Allow me to further over-extend my train of tangental thought for a moment longer, will ya? I've been thinking of this in the back of my mind ever since I saw Jacques Nolot's Before I Forget. In that film, Nolot's character, an aging gay lothario, breaks the fourth wall and tells us that laughing at him is our way of shielding ourselves from sympathetically recognizing ourselves in him. Nolot then stands naked before us, his shriveled dink and wrinkly ass on full display, as he embraces a giant, engulfing black void. A powerful image, but one I can't help but balk at, and not just because it's a little too literal. What I didn't like about this mentality, as I've since realized, is the idea that if you laugh aloud, you are laughing at something. I don't think it's that simple. Watching Phoenix's performance as Quell confirmed that for me: when depressed and confronted with your own self-loathing, you don't disconnect yourself from the object of ridicule you're immediately laughing at. The joke cuts both ways: it's sometimes both a way of seeing yourself in something stupid, and of distancing yourself from it.
I'll be a little more concrete, because I think the performative qualities of belief in the film are key, and laughing is a big part of that. When Quell laughs, it's often a reactive response that puts him above whatever he's laughing at. But at the same time, it's sometimes unclear whether his smirking is a sign that he knows he's behaving abominably or if it's just his way of putting himself above other people. For example, I'm not sure that there's a simple either/or explanation for the way Quell laughs after he throws food at the skeptical John More (Christopher Evan Welch), or when Quell's describing to Dodd what he did to More after he leaves Dodd's side. Like the meaning of Quell's default, nigh-arthritic hands-on-hips pose, the meaning of Quell's laugh has become so ingrained in the gesture itself that its meaning is lost to instinct. Putting his hands on his hips only means something specific when he's taking Dodd's photo and Dodd asks him if he's in focus. Quell responds incredulously, putting his hands on his hips. He doesn't need to reproach his subject verbally now: it's understood what he means. But what does that mean for the goon-ish leer Quell gives off when, after being processed by Dodd for the first time, Dodd downs a shot of bootleg liquor and instinctively cries out as if he were in pain? It's hard to say, especially because Anderson's camera only shows that smile as it's seen from over Phoenix's shoulder (the camera is directly facing Hoffman at the time).
Still, Dodd does tell his congregation that, "laughter is important," and he means it. But he only wants to hear laughter of recognition. When an elderly New York socialite laughs after he presses her to tell him about her experience in a past life, Dodd is satisfied because she laughs. It's an instinctive sign that she's seen what his method expects her to. That's because, like the Scientologist method of successfully auditing people that fit a certain psychological profile, Dodd's processing only works completely for people that have been targeted based on their personalities.

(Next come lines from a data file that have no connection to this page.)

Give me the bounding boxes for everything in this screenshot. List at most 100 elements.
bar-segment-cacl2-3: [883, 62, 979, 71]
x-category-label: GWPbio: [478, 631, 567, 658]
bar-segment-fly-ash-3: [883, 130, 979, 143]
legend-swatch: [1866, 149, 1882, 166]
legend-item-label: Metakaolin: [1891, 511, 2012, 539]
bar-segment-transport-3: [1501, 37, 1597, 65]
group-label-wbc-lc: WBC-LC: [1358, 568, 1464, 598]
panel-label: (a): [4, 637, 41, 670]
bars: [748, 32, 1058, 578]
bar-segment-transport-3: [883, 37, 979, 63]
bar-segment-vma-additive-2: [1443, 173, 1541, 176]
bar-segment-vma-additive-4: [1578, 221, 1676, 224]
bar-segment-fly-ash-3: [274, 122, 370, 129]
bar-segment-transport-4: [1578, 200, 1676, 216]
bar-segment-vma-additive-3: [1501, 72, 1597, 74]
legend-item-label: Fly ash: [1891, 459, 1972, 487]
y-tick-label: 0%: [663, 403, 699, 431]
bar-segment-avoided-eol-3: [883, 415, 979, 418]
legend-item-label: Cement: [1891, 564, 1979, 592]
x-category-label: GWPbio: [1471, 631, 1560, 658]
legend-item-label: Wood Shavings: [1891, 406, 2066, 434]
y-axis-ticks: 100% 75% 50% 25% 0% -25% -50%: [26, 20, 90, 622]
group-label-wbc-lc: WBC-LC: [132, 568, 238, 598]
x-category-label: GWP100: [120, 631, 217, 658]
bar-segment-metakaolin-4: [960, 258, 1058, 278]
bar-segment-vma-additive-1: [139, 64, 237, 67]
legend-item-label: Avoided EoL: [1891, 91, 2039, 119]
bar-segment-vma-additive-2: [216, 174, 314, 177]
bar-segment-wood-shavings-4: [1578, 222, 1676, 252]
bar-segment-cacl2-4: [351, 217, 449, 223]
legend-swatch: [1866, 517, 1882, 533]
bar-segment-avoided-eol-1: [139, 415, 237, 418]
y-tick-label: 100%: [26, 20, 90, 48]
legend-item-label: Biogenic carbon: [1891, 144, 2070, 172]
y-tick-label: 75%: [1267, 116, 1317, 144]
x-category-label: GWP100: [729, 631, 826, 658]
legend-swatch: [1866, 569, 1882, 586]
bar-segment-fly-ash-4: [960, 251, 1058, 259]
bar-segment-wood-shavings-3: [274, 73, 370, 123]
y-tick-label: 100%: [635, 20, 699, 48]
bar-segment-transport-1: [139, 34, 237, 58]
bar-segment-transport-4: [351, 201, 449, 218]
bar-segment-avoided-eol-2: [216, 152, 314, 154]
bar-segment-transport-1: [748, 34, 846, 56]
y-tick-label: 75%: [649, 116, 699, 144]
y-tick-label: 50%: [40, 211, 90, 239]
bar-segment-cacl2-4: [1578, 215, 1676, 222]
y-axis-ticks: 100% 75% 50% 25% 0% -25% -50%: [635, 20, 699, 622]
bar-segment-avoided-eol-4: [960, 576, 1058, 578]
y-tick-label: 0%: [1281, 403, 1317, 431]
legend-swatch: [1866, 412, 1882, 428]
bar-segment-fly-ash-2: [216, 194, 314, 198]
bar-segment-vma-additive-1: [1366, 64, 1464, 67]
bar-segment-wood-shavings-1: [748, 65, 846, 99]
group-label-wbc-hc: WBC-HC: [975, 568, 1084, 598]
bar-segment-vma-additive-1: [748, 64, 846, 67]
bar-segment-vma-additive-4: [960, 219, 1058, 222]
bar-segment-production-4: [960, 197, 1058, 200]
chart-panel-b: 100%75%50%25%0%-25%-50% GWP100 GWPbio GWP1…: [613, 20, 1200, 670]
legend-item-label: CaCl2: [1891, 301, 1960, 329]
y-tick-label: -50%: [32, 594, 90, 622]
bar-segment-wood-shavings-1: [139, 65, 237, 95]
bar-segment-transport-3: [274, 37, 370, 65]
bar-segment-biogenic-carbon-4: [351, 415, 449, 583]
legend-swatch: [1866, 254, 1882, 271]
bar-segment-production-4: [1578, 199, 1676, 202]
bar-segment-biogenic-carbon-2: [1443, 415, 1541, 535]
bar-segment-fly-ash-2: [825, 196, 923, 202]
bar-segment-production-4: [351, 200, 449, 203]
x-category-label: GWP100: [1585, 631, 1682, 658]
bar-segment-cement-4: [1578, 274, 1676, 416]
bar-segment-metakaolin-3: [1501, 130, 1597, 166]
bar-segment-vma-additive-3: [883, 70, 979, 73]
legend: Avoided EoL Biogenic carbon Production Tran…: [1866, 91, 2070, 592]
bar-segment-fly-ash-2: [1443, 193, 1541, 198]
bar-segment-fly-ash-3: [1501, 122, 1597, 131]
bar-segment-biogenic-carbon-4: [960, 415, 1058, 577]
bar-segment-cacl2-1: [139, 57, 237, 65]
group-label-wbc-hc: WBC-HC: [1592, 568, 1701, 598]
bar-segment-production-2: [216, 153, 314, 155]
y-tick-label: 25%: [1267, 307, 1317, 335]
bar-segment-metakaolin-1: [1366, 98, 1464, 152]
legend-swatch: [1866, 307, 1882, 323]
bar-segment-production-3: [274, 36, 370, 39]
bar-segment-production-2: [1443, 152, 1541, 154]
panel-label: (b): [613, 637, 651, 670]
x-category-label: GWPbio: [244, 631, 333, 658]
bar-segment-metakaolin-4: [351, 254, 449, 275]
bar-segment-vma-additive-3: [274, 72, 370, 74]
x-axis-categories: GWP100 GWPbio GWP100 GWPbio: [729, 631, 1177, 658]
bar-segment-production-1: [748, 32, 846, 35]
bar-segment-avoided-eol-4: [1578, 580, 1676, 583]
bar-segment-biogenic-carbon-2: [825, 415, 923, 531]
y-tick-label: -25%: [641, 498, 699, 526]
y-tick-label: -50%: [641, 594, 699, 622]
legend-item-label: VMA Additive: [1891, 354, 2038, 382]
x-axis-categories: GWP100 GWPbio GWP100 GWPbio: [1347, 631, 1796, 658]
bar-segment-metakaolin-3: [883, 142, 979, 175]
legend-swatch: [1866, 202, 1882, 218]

Dodd's believers are thus only confirming for him what he wants them to think he knows. There's that crucial scene where, before he addresses the crowd at the 1st Congress to unveil The Split Saber's teachings, he's seated at his desk, running his fingers through his hair as if to say, "What am I going to do now?" When Dodd's onstage however, he's beaming, and smiling, and making jokes. It's the highlight of his performance as a master (the lowlight is him reacting like a savage and bellowing, "Pigfuck," when More interrupts his increasingly exasperated tirade with a half-titter, half-scoffing laugh).
And somehow, perhaps because Dodd is right when he later says that he's mysteriously tethered to Quell, Quell knows that something's amiss. To me, a line like "The secret is laughter," is bound to sound phony to someone that contorts his face into a mask as effortlessly as Quell does. Phoenix briefly smirks enigmatically when he's called "the bravest boy in the world," and it means everything and nothing. Just before that, during his processing, Quell's look of mock concentration transforms into a look of genuine focus when Dodd asks him about his mother. That question touches a nerve, just like later when Dodd's son-in-law Clark (Rami Malek) brings up hometown sweety Doris Solstad (Madisen Beaty) during another auditing-like exercise. Quell jeers at Clark's naked attempts to provoke him. He genuinely appears to let her name slide off of his back. But then Clark says it one time to many, and Phoenix is almost up on his feet strangling Clark in an instant: "Say her name one more time!" You can't bullshit a bullshitter, as the painfully true cliche goes.
And that's pretty much why I love Dodd and Quell's relationship. It's based on the fact that both men are actively trying to see in each other traits that they have to first convince themselves do not define them. Dodd, as in the scene where he's beseechingly looking at Quell while singing "Slow Boat to China" or the one where he's looking at him from his dinner table as Quell paces from the window to the wall in an adjacent living room, wants to believe that he's put Quell's more thuggish behavior behind him. "We are not animals," he aspiringly maintains. But Quell rejects that notion because he can't see life any other way. So Quell spitefully looks at Dodd during that one scene where he seduces a crowd full of New Yorkers while singing "A-Roving," and he imagines all the women naked as a way of discrediting Dodd. "This is what you want," Quell's squint seems to say. "This is what you're lusting after, because your'e just like me, and that means I'm nothing like what you imagine you are." Why else is it so important for both Quell and Dodd to recognize where they previously met? The second time that question is raised, Quell reactively puts his left hand on his hip while the first and the third time, he laughs to and at himself. It's the same message as when he smugly laughs at Clark that he served on a highly-commended naval ship during WW2. He smiles proudly until his mask of contentment slips into a grimace.
The "A-Roving" scene lingers on the view of the world as seen through Quell's eyes because that's the conclusion that I think Anderson ultimately comes down on. I recognize and sympathize with that mentality, even if I immediately struggled with that recognition. But the film's ending is, in its way, a happy one. When Quell drunkenly processes a woman he picks up at a bar, he doesn't take his role as her master very seriously. He even collapses into laughter with the woman when he blurts out that she "must be the bravest girl in the world." So when he falls asleep again at film's end, that's as good as it gets for Quell. He's accepted that the absence of sensation is as close to a feeling of peace and/or escape as he's going to get. Sleep is only a momentary respite from performing, but it will have to do. And as the film's end credits role, Patti Page sings that she'll, "keep changing partners 'til I hold you once more." Which, in the context of the film's ending, is kind of funny, even if it's not, really.